Assuming u mean, u can re-store $\triangle ABC$ using only ruler and compass, then yes. Clearly its known that we can draw perpendicular bisectors so we can draw the circumcenter of $\triangle ABC$, call it $O$, now we draw $AO \cap \omega=A'$, also using compass we can also draw the reflection of a point over a segment clearly, so we can draw $H_A$ which is reflection of $A'$ over $OW$, which in fact by isogonality of $AO$ and the A-altitude in $\angle BAC$ we get that $AH_A \perp BC$, now we draw $AH_A \cap PA'$, from spiral sim propeties of $P$ which is the A-queque point, we know that we just drawn the orthocenter, so now we draw the perpendicular bisector of $HH_A$ which is clearly line $BC$ and since we can draw $\omega$ we are done, thus we can restore $\triangle ABC$ and we finished

kamatadu wrote: The bisector of angle $A$ of triangle $ABC$ meet its circumcircle $\omega$ at point $W$. The circle $s$ with diameter $AH$ ($H$ is the orthocenter of $ABC$) meets $\omega$ for the second time at point $P$. Restore the triangle $ABC$ if the points $A$, $P$, $W$ are given. We have to $AP \perp PH$; Furthermore, $PH$ cuts $BC$ at its midpoint. Taking this into account, the construction of triangle $ABC$, given $A, P, W$, is immediate: $\bullet$ The center $O$ of the circle ($APW$) is constructed, which must be the circumcenter of $ABC$. $\bullet$ The perpendicular to $AP$ through $P$ cuts $OW$ at $M$ (midpoint of $BC$). $\bullet$ The points of intersection of the circle ($APW$) with the perpendicular to $OW$ through $M$ are the vertices $B$ and $C$ of the triangle to be constructed.
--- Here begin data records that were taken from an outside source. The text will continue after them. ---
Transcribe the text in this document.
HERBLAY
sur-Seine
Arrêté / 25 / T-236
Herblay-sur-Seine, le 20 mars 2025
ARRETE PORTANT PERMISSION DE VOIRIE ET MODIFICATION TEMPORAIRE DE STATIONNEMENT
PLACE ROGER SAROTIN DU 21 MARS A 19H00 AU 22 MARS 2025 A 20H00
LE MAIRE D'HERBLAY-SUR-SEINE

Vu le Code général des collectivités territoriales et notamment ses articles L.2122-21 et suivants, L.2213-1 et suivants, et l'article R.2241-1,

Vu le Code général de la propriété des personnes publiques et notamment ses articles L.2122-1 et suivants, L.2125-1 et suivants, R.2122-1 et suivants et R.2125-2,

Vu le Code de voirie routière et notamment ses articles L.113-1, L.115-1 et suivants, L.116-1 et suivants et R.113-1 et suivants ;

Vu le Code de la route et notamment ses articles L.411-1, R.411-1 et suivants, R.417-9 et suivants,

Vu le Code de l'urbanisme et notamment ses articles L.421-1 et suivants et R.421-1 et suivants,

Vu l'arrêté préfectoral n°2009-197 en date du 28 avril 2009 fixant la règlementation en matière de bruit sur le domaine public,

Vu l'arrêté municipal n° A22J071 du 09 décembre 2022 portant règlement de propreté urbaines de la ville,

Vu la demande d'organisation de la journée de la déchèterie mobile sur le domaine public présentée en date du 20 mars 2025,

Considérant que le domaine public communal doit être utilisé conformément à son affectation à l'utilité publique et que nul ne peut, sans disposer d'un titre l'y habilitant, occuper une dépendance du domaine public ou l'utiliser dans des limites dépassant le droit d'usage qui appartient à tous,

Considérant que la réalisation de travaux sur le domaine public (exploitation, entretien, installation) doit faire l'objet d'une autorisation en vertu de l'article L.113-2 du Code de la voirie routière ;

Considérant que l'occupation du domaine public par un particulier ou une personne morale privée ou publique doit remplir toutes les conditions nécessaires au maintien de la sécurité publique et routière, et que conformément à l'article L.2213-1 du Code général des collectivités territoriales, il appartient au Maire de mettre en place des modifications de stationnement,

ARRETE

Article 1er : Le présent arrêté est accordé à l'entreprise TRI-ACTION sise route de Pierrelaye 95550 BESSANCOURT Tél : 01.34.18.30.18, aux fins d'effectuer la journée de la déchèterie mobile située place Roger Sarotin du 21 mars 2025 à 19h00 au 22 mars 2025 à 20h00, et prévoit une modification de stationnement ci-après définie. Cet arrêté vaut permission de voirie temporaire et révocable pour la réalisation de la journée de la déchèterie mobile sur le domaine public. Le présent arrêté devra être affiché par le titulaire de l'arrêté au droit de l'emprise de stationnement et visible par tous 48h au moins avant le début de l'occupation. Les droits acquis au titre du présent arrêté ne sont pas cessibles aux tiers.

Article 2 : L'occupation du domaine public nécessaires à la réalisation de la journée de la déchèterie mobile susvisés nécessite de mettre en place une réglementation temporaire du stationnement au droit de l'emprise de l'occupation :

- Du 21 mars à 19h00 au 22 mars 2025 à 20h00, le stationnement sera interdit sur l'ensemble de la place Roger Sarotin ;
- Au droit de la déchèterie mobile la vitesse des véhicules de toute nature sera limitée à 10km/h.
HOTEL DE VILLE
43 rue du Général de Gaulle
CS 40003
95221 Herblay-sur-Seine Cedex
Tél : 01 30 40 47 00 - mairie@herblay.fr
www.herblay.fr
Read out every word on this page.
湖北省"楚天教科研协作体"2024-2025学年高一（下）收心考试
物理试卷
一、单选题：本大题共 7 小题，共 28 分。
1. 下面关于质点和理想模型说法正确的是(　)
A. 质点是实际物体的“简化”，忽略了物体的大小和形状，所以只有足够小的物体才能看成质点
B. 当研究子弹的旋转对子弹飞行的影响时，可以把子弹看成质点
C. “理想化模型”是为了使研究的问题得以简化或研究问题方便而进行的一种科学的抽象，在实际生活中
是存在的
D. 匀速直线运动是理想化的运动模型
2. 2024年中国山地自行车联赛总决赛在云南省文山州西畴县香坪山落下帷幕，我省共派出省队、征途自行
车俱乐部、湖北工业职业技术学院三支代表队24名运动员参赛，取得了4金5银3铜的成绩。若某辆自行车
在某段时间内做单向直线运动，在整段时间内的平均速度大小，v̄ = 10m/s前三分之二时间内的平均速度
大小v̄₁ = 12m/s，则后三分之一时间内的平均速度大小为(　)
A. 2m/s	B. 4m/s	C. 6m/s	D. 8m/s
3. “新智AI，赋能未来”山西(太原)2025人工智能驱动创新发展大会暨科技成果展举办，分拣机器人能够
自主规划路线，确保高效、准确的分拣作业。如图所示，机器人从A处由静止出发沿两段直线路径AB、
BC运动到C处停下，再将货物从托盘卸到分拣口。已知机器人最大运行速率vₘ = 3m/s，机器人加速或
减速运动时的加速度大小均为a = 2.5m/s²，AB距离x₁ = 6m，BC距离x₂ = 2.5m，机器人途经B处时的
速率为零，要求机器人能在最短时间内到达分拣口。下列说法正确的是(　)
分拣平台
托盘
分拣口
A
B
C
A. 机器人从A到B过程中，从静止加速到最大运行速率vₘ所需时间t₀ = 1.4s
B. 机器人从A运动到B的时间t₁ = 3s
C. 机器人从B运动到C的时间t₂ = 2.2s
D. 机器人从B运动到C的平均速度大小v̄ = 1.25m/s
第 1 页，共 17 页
NOTE: Once the points $A$ and $P$ are fixed, the construction of triangle $ABC$ is NOT possible if $W$ is located in the region between the perpendiculars to $AP$ in $A$ and $P$. Apple GeoGebra

first draw $\omega$ with center $O$ then draw a line through $A$ parallel to $WO,$ it intersects perp.bisector of $AP$ at midpoint of $AH$ so $H$ is constructible. next $PH$ cuts $\omega$ at $Q,$ antipode of $A.$ then take midpoint $M$ of $HQ$ also midpoint of $BC,$ then just take line through $M$ perpendicular to $WO$ to get $B,C.$